Stage 2 of my personal Own Your Words quest has been completed. 75 articles I wrote for the Delphi Compiler Core blog from 2003 to 2005 while at Borland are now republished here on my personal site. You can find them all in the Delphi Compiler Core category.
This archiving task was considerably more of a head scratcher than archiving my articles published on my Windows Live Quantum Mechanics blog on MSDN. With MSDN at least the articles were still available on the web server. With DCC, the servers are gone, the domains are gone, even Borland itself is no more.
I was pleasantly surprised to discover a few years ago that the Delphi Compiler Core blog and most of Borland’s BDN community site had been captured by “The Wayback Machine” Internet Archive project. At the time, retrieval time was horrific and very spotty, but the fact that the bear danced at all was remarkable. There was some hope that the blog content could be salvaged somehow.
The Wayback Machine has received a number of upgrades in recent years, and is now quite snappy for navigating web pages from a decade ago.
While surfing around in DCC posts on The Wayback Machine, I stumbled into a link or something that reminded me that I had originally used Blogger.com as my blog content editor. I would write articles using the Blogger.com web interface, then publish them to the DCC blog server using some form of web API.
On a lark, I went to blogger.com just to see if my old account was still active. Not only was it active, but thanks to Google’s acquisition and integration of blogger.com with Google services, I was able to log in with my Google credentials. Thank heaven for that! Do you remember your password for any web site you were using 10 years ago?

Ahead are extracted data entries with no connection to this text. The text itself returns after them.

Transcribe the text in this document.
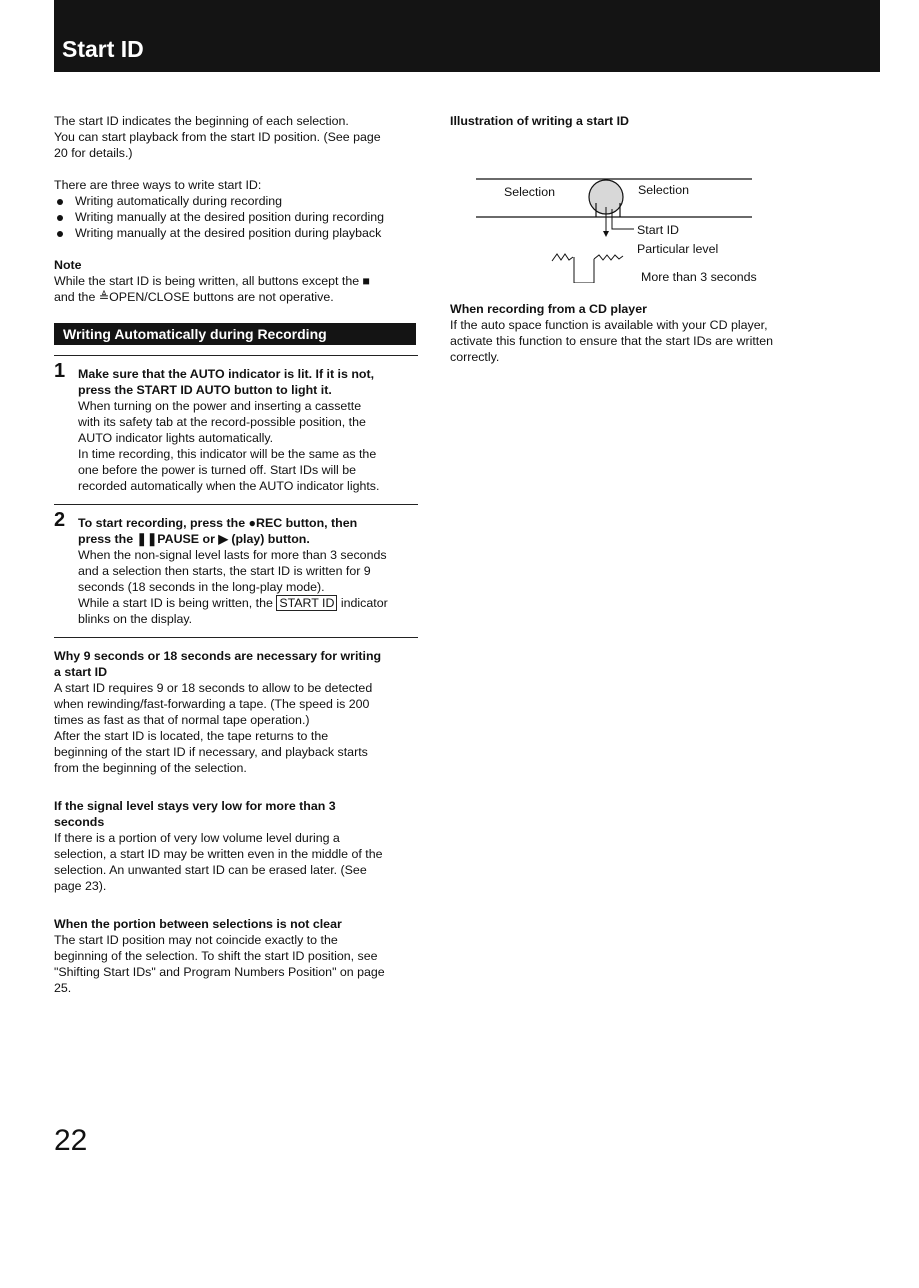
Start ID

The start ID indicates the beginning of each selection.

You can start playback from the start ID position. (See page

20 for details.)

There are three ways to write start ID:

Writing automatically during recording
Writing manually at the desired position during recording
Writing manually at the desired position during playback

Note

While the start ID is being written, all buttons except the ■

and the ≜OPEN/CLOSE buttons are not operative.

Writing Automatically during Recording
1 Make sure that the AUTO indicator is lit. If it is not,

press the START ID AUTO button to light it.

When turning on the power and inserting a cassette

with its safety tab at the record-possible position, the

AUTO indicator lights automatically.

In time recording, this indicator will be the same as the

one before the power is turned off. Start IDs will be

recorded automatically when the AUTO indicator lights.

2 To start recording, press the ●REC button, then

press the ❚❚PAUSE or ▶ (play) button.

When the non-signal level lasts for more than 3 seconds

and a selection then starts, the start ID is written for 9

seconds (18 seconds in the long-play mode).

While a start ID is being written, the START ID indicator

blinks on the display.

Why 9 seconds or 18 seconds are necessary for writing

a start ID

A start ID requires 9 or 18 seconds to allow to be detected

when rewinding/fast-forwarding a tape. (The speed is 200

times as fast as that of normal tape operation.)

After the start ID is located, the tape returns to the

beginning of the start ID if necessary, and playback starts

from the beginning of the selection.

If the signal level stays very low for more than 3

seconds

If there is a portion of very low volume level during a

selection, a start ID may be written even in the middle of the

selection. An unwanted start ID can be erased later. (See

page 23).

When the portion between selections is not clear

The start ID position may not coincide exactly to the

beginning of the selection. To shift the start ID position, see

"Shifting Start IDs" and Program Numbers Position" on page

25.

Illustration of writing a start ID

Selection	Selection
Start ID
Particular level
More than 3 seconds

When recording from a CD player

If the auto space function is available with your CD player,

activate this function to ensure that the start IDs are written

correctly.

22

And there it was – nearly all of the DCC articles were still sitting there in my blogger.com account. I hustled over to my web server, installed a Blogger import plugin into my WordPress system, and had all the old articles copied over to my web server in a matter of minutes. Hazzah!

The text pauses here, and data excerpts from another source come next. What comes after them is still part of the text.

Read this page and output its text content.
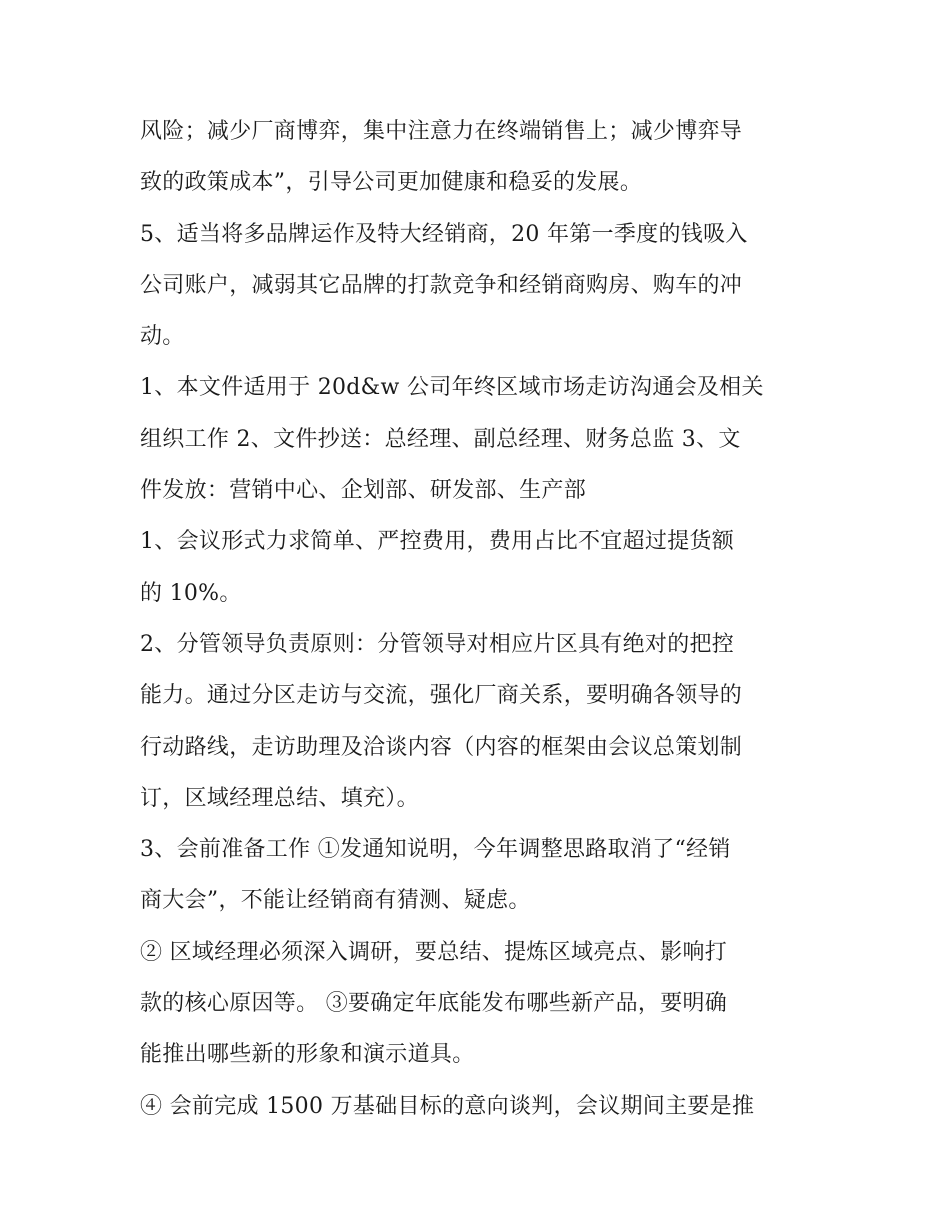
风险；减少厂商博弈，集中注意力在终端销售上；减少博弈导
致的政策成本”，引导公司更加健康和稳妥的发展。
5、适当将多品牌运作及特大经销商，20 年第一季度的钱吸入
公司账户，减弱其它品牌的打款竞争和经销商购房、购车的冲
动。
1、本文件适用于 20d&w 公司年终区域市场走访沟通会及相关
组织工作 2、文件抄送：总经理、副总经理、财务总监 3、文
件发放：营销中心、企划部、研发部、生产部
1、会议形式力求简单、严控费用，费用占比不宜超过提货额
的 10%。
2、分管领导负责原则：分管领导对相应片区具有绝对的把控
能力。通过分区走访与交流，强化厂商关系，要明确各领导的
行动路线，走访助理及洽谈内容（内容的框架由会议总策划制
订，区域经理总结、填充）。
3、会前准备工作 ①发通知说明，今年调整思路取消了“经销
商大会”，不能让经销商有猜测、疑虑。
② 区域经理必须深入调研，要总结、提炼区域亮点、影响打
款的核心原因等。 ③要确定年底能发布哪些新产品，要明确
能推出哪些新的形象和演示道具。
④ 会前完成 1500 万基础目标的意向谈判，会议期间主要是推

Ok, not so fast. The old articles needed massaging to clean up old horrific HTML (who wrote this stuff? oh, me) so that it would fit and flow better in the new site. A few cross checks with The Wayback Machine confirmed that I didn’t write every article using blogger – about a dozen articles towards the end of the blog series were missing from the set imported from blogger.com.

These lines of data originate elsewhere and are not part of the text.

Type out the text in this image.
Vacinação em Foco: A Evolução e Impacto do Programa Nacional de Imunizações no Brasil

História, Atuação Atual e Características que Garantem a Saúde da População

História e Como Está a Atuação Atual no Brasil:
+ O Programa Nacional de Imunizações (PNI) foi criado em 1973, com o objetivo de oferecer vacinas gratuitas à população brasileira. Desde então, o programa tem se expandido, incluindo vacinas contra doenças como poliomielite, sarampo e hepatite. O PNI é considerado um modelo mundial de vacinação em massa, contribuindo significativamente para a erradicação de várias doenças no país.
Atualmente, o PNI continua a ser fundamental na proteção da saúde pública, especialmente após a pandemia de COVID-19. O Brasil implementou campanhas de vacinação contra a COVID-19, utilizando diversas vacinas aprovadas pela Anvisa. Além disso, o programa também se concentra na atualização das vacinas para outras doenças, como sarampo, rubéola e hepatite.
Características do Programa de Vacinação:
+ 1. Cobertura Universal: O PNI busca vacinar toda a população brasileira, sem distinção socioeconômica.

I could manually cut & paste the content from The Wayback Machine archives into my own. But then again, there’s that RSS link on the blog menu. Did Wayback capture the RSS feed as well as the html? Click. Yes! Yes it did. Glory be. Scurry over to the web server and fire up the RSS importer. 10 most recent posts in the RSS feed dropped the 12 missing articles count to 2. Note to self: Find a way to make some sort of contribution to The Wayback Machine project. They’ve earned it!
I later discovered a few of the RSS imported articles needed to be recopied manually because the RSS only contained excerpts, not full content. I’ll never use excerpts in feeds ever again.
With these DCC articles on board my web site, I now have just short of 10 years of content under one roof. There are a few other odds and ends I’d like to reacquire and archive here, but that’s a project for another day.
Ravages of Time
I’ll close with the same disclaimer as before: these Delphi Compiler Core articles may contain links to servers that no longer exist, and may contain information that is no longer relevant. I’m not going to fix or remove those links. When sifting through boxes of old family documents, do you expect to pick up the phone and call the number shown in the letterhead of a 40 year old letter? I think not. Just take these articles from years ago for what they are: breadcrumbs through time.